7- La poesia è firmata C.E. le iniziali di Сергей Есенин, e non per esteso, e ci si chiede: se come sostiene Erlich, la poesia fu strappata da un notes piegata in quattro e messa nella tasca della sua giacca dicendo che era per lui; per quale ragione, doveva essere anche firmata, seppur con le iniziali?  O è stata  firmata con le iniziali perché troppo difficile imitare la firma estesa, e c’era bisogno comunque di dimostrare che era di mano di Esenin?

Tutto lascia supporre che quella poesia, vera o non vera,  possa essere stata usata per avvalorare il suicidio. Si tenga presente che all’Hotel Angleterre, come in tutti i grandi alberghi russi, in quel periodo, dimoravano molti agenti della polizia segreta e  avevano grande possibilità di movimento.

Sia Erlich che Ustinov e la moglie Elizabeta sono coloro che più stettero a stretto contatto con Esenin negli ultimissimi giorni. Una ricerca fatta dallo studioso Victor Ivanovich, ha scoperto che né Esenin né gli Ustinov erano registrati all’hotel Angleterre, e se per Esenin la cosa poteva anche essere lecita, vista la sua notorietà, non si può dire la stessa cosa per i coniugi Ustinov.

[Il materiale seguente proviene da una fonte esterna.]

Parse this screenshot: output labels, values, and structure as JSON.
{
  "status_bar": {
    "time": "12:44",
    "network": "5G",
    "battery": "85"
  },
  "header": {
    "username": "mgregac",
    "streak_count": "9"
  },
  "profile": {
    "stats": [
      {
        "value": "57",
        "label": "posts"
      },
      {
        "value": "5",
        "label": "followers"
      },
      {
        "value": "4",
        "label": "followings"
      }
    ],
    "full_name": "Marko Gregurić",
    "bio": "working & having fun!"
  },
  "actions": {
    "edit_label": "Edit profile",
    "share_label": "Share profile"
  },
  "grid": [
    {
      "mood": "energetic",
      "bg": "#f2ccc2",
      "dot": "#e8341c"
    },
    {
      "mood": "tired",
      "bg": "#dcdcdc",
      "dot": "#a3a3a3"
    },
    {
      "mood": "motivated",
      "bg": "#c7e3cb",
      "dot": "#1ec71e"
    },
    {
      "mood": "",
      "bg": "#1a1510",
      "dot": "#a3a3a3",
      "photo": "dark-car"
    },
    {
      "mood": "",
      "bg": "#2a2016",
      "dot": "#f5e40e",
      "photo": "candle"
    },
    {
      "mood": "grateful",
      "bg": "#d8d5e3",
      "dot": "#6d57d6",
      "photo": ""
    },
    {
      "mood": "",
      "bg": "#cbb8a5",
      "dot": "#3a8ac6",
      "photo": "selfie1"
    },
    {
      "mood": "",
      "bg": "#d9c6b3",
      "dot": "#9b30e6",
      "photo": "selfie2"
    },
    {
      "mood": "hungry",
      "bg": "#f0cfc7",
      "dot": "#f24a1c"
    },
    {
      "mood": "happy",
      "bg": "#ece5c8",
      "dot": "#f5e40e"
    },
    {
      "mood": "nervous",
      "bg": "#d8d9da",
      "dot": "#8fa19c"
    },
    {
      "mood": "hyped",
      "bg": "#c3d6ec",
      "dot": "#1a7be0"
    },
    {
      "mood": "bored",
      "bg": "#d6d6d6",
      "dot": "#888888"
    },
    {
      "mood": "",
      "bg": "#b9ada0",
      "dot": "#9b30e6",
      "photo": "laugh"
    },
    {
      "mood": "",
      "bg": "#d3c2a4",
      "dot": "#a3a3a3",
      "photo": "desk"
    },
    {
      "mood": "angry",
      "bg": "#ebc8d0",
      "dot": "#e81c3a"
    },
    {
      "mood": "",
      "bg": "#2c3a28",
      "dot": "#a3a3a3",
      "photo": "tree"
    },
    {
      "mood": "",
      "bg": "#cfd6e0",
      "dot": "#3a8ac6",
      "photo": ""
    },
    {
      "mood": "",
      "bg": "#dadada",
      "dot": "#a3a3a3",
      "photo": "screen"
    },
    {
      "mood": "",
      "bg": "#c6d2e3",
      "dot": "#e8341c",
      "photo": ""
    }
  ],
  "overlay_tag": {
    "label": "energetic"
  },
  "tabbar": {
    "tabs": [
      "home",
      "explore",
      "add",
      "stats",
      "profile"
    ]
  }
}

Inoltre, sembra che in quei giorni di fine  dicembre all’Angleterre, era stato notato un losco figuro,  Jakov Bljumkin, probabile agente della GPU poi divenuta  nel 1923 OGPU Obedinennoye Gosudarstvennoye Politicheskoye Upravlenie (fu  segretario e anche guardia del corpo di Lev Trockij e esecutore materiale di omicidi a sfondo politico), il quale nel 1924 a Bacu aveva avuto con Esenin un diverbio tale che l’agente gli aveva puntato la pistola contro, ma anche la stessa persona che alla fine di ottobre del 1920 lo aveva fatto liberare dalla Cĕka che lo aveva arrestato e imprigionato cinque giorni  prima.